You keep mentioning "dpkg transactions": I have really no idea what you
mean by that, but my personal vision is that it means "dear dpkg, please
install A, B & C and remove D, E & F. Do it in any order you see fit. If
you are done, they should be all in the requested states, otherwise tell
me with a failure (expect if I said --no-triggers, then the trigger
states are fine, too)." And while I am dreaming, lets say iteration two
can also express "Oh, and if you can, prefer doing B first" (because
that is openssh-server and user wants it operational at all times).
That would allow apt (and presumably all other dpkg frontends) to drop
all of the ordering code² and replace it with one giant dpkg call and
everyone would be very happy as we now don't have more or less the same
code in every frontend (+ dpkg itself), but in one place.

In reality on the other hand I have to micromanage dpkg with individual
commands in the right order, which I can only guess as I don't have all
the information (triggers, maintainerscripts, fileconflicts, …) at hand
to do it properly.

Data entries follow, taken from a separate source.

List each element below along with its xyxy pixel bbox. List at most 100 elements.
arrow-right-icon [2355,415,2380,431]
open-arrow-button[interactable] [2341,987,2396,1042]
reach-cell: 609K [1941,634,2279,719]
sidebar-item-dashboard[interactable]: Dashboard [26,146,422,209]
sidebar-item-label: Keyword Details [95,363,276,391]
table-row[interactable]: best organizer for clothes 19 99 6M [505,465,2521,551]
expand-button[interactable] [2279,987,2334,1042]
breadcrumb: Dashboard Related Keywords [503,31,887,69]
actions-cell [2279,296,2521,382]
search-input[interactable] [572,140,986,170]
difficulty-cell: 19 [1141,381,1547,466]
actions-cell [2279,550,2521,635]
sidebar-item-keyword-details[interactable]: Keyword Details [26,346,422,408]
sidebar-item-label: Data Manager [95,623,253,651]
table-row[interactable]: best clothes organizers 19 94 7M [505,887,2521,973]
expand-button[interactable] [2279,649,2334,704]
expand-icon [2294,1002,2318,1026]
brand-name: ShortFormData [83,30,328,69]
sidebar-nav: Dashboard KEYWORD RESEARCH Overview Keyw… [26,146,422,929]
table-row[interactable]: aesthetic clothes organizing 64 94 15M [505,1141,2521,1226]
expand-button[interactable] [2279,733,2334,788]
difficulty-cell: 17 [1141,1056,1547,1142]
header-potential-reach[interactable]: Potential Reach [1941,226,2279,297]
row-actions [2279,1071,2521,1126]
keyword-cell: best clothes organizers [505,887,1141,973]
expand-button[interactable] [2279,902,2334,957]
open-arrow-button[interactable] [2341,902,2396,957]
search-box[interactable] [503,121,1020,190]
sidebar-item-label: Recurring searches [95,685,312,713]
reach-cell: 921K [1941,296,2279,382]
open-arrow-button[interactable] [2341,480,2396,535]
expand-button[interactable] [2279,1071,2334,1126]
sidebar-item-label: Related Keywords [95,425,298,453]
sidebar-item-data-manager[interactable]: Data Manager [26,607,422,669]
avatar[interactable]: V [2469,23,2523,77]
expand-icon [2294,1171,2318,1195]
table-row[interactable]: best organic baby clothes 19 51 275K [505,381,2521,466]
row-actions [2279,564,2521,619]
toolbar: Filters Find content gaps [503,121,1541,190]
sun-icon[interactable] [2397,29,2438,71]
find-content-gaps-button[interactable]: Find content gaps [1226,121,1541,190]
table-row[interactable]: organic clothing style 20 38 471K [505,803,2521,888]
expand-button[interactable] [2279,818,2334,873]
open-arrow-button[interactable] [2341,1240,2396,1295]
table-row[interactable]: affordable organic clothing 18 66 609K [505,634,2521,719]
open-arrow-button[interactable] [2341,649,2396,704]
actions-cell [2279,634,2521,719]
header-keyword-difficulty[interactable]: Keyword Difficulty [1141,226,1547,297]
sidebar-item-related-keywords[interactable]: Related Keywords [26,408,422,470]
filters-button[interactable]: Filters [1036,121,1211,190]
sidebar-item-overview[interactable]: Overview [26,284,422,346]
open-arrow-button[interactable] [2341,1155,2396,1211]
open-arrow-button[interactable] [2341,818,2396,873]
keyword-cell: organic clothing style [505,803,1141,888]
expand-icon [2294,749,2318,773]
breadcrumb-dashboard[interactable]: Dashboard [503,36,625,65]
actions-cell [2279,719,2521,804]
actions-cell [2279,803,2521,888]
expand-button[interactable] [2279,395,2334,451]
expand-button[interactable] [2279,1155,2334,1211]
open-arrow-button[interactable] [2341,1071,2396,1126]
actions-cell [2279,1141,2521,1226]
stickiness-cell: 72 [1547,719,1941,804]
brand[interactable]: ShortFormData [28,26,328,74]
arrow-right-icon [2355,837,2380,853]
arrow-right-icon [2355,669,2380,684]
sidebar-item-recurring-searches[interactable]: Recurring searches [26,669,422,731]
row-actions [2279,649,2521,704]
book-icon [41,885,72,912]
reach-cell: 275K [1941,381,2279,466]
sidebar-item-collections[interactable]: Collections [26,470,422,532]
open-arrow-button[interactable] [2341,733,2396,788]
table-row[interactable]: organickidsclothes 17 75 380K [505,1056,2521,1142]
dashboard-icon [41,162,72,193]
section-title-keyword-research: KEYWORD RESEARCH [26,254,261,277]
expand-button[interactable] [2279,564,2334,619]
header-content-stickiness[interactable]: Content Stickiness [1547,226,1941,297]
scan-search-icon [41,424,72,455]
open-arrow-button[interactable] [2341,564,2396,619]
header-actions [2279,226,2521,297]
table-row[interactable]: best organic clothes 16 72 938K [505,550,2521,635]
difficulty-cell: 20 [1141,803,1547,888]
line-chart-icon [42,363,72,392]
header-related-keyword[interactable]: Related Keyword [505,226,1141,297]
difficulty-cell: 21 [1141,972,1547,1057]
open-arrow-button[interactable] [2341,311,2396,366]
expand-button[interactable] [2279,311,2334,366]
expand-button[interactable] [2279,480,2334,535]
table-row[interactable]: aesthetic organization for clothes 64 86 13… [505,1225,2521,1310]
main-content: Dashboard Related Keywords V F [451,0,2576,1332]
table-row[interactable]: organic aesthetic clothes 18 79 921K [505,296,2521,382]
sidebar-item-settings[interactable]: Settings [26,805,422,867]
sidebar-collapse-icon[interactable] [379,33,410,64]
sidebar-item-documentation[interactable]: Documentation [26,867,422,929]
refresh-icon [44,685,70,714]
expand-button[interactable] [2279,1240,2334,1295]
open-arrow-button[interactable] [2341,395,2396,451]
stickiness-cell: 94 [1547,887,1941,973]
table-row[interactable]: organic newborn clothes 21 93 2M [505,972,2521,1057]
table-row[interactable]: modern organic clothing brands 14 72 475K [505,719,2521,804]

And now, you are suggesting that I should make some
of these commands be global "orders of the day" where I have no idea
when they are executed, but it is nonetheless my responsibility to cancel
the orders if something goes wrong during the day while micromanaging the
rest.³ So that this is effectively increasing the amount of micromanaging
I have to perform as I have to keep track of the status of the orders of
the day now as well…


Best regards

David Kalnischkies


¹ On an intellectual level I have the same issue with all --pending
operations, just that apt is described as going from one good state to
another, so I have less problems saying that its okay for it to fix up
all the mess currently present, rather than limiting itself to what it
was explicitly told to do, with e.g. --configure --pending as this
improves the situation. Unneeded removals on the other hand…
² expect for cdroms, but we could invent something much simpler.
³ not to mention that apts orders are promoted by e.g. a power failure
to direct user orders because I obviously can't revert them in that
case while all install requests are lost. Not exactly ideal.
Also, temporary removes become very permanent this way. Very bad.